“元成少君,澤蕪君!因少辛和洛何二人的相請,令二位從不遠萬里的西荒趕來東海實在是抱歉,身為長兄的我本該陪諸位在東海游覽一番但近來政事煩擾,家父擇日要上天宮為王母娘娘賀壽,我必須留在宮中主持大局,著實是招待不周!”澹修與洛何上前來,這兄弟二人拱手依次向元勍和云歌施禮,澹修的言辭懇切且事出有因,他的禮數周全,元勍并未覺得不妥。
攝魂器丟失一事皆因洛何的野心,他私盜東海的法寶攝魂器在前,夜羅剎奪取在后,敖成要上天宮不止是為王母賀壽,自然也是為攝魂器丟失一事尋求解決之法。澹修身為東海儲君,有些事他不可明言,元勍相信經過此事澹修會提防洛何,不論他的生父是誰,西海自不會讓他被廢。
“太子不必介懷,我二人并無緊要事,也好趁此機會在東海游覽一番”云歌溫聲寬慰澹修道。
“是啊!這雄偉壯觀的東海龍宮確實不同于別處,我們也不算白來一趟”元勍接過云歌的話茬繼續說著。此事因洛何而起,站在澹修左側的洛何倒是一臉得意,敖成偏袒洛何,令洛何窺探到敖成的心思,洛何將來只會更放肆爭奪東海儲君之位。
她替澹修惋惜之余瞥見了南海的東施,金秋的姐姐金靈十分惡煞,她只這么瞧了金靈一眼,金靈就一副恨不得打她一頓解氣的兇惡,這種女子誰若是娶了去,豈止是家門不幸,更會禍及子孫,可見南海龍君恨敖成已久。
“這是我的一點心意,還請二位笑納”澹修在得到元勍和云歌的諒解后伸手進左側的袖袋中取出一只小而精致的木盒,盒子乍一看是一只木盒,盒面上的細雕刻著一張老翁垂釣圖,漁船上的老翁的姿態悠然,單單是這樣一只木盒子價值該有百金,元勍看著澹修將木盒子用雙手奉到她面前。
東海龍太子所贈之物怎么也得是稀世珍寶,她這一趟東海龍宮之行算得上是滿載而歸。
“太子不必如此”視錢財如糞土的云歌擺手示意澹修不必如此客氣,元勍抬起的手又放了下來,等著與澹修客套客套。

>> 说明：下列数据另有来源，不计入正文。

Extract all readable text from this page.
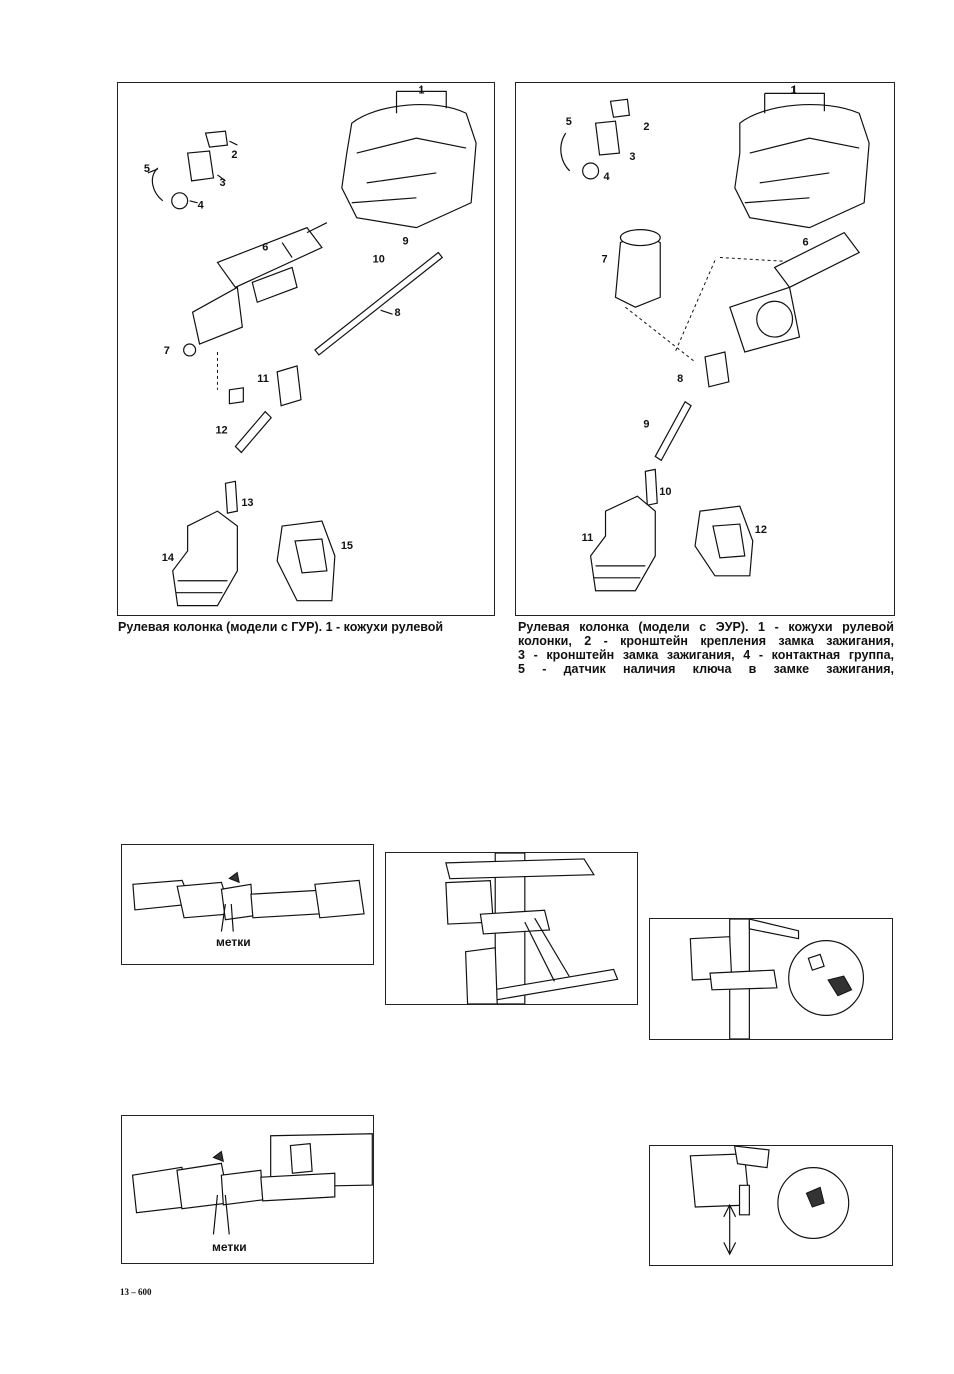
1
2
3
4
5
6
7
8
9
10
11
12
13
14
15
1
2
3
4
5
7
6
8
9
10
11
12
Рулевая колонка (модели с ГУР). 1 - кожухи рулевой	Рулевая колонка (модели с ЭУР). 1 - кожухи рулевой
колонки, 2 - кронштейн крепления замка зажигания,
3 - кронштейн замка зажигания, 4 - контактная группа,
5 - датчик наличия ключа в замке зажигания,
метки
метки
13 – 600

“是啊,是啊!”元勍順著云歌的話往下說,她在常世待了一百多年,差點忘了這里該是先拒后迎的道理,每當這種時候她都覺得很有意思,明明一方非送不可,為何還是要謙拒呢?直接收下來不是更簡單嘛。
她在靈虛創建天一門之前也如云歌一般視錢財如糞土,在常世知道了金銀財物的好處后便恨不能靠妖力發家致富,好填補天一門堵不上的窟窿。
“還請二位收下!”澹修聲調堅持地說著,他將木盒高舉過頭頂,是非送她們不可。
“那我便恭敬不如從命了!”元勍看了云歌一眼,云歌是沒有伸手去接的意思,她只好代勞了,她接過了澹修高舉過頭頂的木盒子,心里已經是樂得花開滿地。
“澤蕪君可否借一步說話”澹修又是拱了拱手,邀請云歌到一旁說話,元勍見澹修的神色鎮靜,她沒有聽見他的心聲但猜測是與他母親有關。
“好”云歌輕聲應道。
“請”澹修邀著云歌朝著昭明殿西側的長廊走去,元勍看著二人漸行漸遠的身影,想到若是澹修追問云歌應該會據實相告,真相總是傷人。